Forest following the "Rosy-Toit" pitch (5.10). In addition to being an amazing photographer, Forest is quickly becoming a bad-ass trad climber. Get after it buddy!

Ryan Thompson, a very talented adventure sport photographer, joined us for an afternoon in the canyon and got some cool shots of Apple Strudel, a thin bolted face climb.

All of Ryan's photos got cut-off by the inept blogger, so just click on them, they're worth it!

Blake sussing the intricate movement of Apple Strudel, 5.12a
Sending on the Strudel, and making some really weird faces...

Joel on the "Rosy-Toit" pitch (5.10)

The biggest day so far has been a rambling ascent of Redgarden wall via some rad pitches. My friend Joel and I climbed "Scary Canary" to "Le Rosy Toit" to "Love Minus Zero" (on in eldo would a six pitch climb have three different names...).

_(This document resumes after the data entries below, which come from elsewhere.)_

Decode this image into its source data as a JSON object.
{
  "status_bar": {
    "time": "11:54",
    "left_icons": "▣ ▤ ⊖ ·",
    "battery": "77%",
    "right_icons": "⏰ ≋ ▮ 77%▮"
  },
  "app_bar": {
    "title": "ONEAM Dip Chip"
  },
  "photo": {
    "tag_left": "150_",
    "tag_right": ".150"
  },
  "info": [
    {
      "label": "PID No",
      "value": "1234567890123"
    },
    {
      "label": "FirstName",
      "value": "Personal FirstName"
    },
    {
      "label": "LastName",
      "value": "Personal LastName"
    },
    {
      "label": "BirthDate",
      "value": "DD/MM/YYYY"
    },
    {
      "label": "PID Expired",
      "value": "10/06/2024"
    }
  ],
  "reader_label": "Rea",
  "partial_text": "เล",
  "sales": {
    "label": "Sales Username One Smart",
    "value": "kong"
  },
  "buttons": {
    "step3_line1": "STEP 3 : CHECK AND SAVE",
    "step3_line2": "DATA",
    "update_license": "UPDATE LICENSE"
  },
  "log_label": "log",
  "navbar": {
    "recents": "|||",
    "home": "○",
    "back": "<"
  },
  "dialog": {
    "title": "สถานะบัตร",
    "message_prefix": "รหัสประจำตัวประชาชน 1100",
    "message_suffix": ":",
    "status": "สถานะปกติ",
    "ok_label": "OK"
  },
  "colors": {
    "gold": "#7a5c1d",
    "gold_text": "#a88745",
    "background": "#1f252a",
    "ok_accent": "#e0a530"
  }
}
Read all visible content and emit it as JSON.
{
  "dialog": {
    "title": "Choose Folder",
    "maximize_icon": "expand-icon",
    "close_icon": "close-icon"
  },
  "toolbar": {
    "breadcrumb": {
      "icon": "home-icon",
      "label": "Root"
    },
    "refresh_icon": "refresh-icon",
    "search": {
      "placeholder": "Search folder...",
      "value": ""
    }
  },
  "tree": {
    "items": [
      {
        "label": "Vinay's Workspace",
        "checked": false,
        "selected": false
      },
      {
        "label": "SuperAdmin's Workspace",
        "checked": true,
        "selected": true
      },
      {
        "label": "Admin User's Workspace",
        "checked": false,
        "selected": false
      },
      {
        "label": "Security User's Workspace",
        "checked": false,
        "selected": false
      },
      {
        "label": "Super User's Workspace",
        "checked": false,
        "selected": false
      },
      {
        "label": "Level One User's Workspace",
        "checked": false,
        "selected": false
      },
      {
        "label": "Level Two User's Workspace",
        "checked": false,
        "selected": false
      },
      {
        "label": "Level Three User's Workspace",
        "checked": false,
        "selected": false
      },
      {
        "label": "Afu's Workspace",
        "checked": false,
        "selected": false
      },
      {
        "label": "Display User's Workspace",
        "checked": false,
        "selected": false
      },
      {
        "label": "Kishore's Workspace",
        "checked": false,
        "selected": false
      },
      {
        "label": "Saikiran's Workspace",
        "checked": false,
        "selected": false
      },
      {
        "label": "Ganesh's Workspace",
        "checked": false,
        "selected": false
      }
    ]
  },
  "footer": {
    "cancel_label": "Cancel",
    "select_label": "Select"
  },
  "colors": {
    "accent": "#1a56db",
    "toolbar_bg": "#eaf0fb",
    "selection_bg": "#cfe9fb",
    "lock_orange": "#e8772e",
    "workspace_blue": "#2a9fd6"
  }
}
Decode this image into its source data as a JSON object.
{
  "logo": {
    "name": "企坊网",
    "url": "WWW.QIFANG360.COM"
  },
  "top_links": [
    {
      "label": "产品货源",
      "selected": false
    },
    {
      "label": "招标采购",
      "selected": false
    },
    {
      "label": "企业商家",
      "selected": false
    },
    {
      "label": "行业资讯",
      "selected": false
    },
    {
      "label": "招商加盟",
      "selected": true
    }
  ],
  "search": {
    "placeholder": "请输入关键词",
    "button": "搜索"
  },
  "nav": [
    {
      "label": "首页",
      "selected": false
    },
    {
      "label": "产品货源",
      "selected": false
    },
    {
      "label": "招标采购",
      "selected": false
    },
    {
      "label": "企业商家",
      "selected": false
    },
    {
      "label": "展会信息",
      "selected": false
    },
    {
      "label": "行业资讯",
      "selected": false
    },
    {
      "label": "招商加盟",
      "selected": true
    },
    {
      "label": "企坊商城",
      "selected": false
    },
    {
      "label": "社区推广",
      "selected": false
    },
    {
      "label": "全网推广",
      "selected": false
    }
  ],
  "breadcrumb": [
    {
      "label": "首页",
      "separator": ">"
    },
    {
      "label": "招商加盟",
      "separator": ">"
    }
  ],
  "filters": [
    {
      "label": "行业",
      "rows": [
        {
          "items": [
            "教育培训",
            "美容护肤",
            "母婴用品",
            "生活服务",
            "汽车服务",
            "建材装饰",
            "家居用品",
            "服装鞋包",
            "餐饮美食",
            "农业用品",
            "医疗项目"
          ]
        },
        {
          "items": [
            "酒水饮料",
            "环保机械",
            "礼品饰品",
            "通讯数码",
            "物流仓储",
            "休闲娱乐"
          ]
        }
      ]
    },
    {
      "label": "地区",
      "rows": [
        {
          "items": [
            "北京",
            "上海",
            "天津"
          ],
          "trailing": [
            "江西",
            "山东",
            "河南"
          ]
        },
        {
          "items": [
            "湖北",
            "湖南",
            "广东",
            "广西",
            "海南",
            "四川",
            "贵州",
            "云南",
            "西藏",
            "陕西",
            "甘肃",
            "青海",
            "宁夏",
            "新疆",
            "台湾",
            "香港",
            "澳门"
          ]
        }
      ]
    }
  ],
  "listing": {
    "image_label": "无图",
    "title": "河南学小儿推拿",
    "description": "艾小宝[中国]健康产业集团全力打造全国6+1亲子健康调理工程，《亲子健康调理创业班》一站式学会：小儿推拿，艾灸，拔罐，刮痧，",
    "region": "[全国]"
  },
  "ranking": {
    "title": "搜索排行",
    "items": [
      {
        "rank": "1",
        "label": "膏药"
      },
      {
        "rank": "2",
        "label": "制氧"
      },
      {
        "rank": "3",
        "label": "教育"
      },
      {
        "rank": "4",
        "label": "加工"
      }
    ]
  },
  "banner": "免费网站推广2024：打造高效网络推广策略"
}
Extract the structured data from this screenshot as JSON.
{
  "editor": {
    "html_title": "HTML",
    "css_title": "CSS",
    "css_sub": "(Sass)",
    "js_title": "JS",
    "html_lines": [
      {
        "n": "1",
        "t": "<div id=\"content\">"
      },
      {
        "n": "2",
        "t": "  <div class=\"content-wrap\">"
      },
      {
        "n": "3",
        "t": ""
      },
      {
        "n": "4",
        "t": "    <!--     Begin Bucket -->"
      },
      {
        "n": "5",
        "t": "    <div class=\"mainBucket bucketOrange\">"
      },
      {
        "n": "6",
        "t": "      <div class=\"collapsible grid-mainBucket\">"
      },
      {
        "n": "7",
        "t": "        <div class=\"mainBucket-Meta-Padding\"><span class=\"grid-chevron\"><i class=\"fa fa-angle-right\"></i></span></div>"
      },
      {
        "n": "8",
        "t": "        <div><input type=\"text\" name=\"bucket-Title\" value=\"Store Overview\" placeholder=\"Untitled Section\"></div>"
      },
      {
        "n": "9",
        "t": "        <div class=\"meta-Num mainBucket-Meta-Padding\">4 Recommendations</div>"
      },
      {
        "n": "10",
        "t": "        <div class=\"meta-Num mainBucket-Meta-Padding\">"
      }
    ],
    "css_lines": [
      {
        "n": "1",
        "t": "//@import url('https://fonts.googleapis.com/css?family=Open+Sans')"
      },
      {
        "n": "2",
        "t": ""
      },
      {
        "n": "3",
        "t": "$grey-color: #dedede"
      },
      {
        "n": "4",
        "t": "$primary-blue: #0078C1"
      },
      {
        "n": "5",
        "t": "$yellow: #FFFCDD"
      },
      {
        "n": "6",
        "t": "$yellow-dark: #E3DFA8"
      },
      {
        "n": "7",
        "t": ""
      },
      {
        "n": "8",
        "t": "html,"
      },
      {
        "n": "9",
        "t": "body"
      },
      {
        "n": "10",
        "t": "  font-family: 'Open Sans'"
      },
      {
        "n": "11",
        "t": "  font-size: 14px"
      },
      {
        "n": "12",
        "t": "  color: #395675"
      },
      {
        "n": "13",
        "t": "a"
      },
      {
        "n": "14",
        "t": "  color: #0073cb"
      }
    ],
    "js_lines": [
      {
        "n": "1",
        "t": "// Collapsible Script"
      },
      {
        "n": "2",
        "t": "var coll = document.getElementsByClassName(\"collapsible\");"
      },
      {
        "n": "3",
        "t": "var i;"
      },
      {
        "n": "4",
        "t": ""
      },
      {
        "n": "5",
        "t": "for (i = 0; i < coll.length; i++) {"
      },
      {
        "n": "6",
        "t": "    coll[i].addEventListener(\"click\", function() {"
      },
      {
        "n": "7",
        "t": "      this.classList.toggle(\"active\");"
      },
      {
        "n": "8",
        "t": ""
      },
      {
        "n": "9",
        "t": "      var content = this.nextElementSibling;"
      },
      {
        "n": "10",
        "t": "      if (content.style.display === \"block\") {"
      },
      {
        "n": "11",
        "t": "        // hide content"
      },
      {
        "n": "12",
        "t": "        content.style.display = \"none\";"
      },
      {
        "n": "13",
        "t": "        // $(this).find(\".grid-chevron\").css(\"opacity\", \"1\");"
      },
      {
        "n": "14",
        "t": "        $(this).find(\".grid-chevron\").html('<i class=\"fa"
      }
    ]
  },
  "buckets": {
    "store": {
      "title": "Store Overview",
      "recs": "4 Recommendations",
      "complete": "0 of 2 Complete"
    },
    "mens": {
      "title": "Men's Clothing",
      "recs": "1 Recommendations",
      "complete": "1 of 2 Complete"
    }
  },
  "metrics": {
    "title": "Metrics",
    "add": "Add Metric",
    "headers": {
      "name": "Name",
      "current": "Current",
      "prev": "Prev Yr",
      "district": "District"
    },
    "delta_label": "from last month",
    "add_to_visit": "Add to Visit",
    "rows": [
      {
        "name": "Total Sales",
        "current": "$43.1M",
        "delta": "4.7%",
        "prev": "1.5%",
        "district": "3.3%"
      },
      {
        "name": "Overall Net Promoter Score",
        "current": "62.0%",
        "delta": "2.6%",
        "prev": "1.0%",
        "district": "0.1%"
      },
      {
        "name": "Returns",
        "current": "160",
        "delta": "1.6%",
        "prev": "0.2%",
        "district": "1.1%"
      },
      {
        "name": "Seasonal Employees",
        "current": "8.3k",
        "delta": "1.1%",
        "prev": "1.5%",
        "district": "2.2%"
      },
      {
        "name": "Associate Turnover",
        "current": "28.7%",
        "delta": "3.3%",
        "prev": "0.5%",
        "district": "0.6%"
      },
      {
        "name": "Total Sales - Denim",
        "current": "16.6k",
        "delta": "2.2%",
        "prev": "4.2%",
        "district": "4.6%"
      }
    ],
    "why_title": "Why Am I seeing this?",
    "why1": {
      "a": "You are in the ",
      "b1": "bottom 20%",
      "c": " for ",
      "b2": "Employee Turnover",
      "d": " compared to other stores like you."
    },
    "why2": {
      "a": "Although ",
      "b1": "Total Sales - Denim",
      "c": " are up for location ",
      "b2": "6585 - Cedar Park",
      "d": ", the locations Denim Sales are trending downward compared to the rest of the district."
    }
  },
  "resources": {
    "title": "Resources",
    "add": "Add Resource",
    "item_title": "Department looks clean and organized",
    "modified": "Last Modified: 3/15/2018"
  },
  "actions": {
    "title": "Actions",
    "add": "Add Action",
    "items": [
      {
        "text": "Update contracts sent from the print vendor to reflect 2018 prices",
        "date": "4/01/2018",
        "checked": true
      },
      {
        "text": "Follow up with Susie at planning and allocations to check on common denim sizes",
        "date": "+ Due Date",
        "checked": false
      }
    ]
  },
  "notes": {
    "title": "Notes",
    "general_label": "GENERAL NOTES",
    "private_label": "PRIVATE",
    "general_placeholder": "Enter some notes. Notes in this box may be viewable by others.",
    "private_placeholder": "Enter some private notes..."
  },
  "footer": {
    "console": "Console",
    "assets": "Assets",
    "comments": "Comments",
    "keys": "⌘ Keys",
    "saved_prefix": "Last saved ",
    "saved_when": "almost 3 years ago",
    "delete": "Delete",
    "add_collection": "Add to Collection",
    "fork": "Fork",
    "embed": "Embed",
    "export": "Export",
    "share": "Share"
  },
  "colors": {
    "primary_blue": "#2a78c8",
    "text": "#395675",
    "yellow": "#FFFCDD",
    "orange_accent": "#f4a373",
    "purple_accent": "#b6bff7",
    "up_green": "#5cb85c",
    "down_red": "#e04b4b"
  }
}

The Canary, though not really Scary, was plenty hard. That's one I need to get back on to send! Love Minus Zero, on the other hand, gave us our fill of indistinct, lichen-ous, runout, and "exciting" climbing!

Post send beers on the bridge.

As much as I love my red canyon home, the desert is calling me! Many socked-in, weather-enforced rest days in South America were spent dreaming of perfect Utah sandstone, and I'm heading out now (literally as soon as I post this) to the wide open spaces of Castle Valley!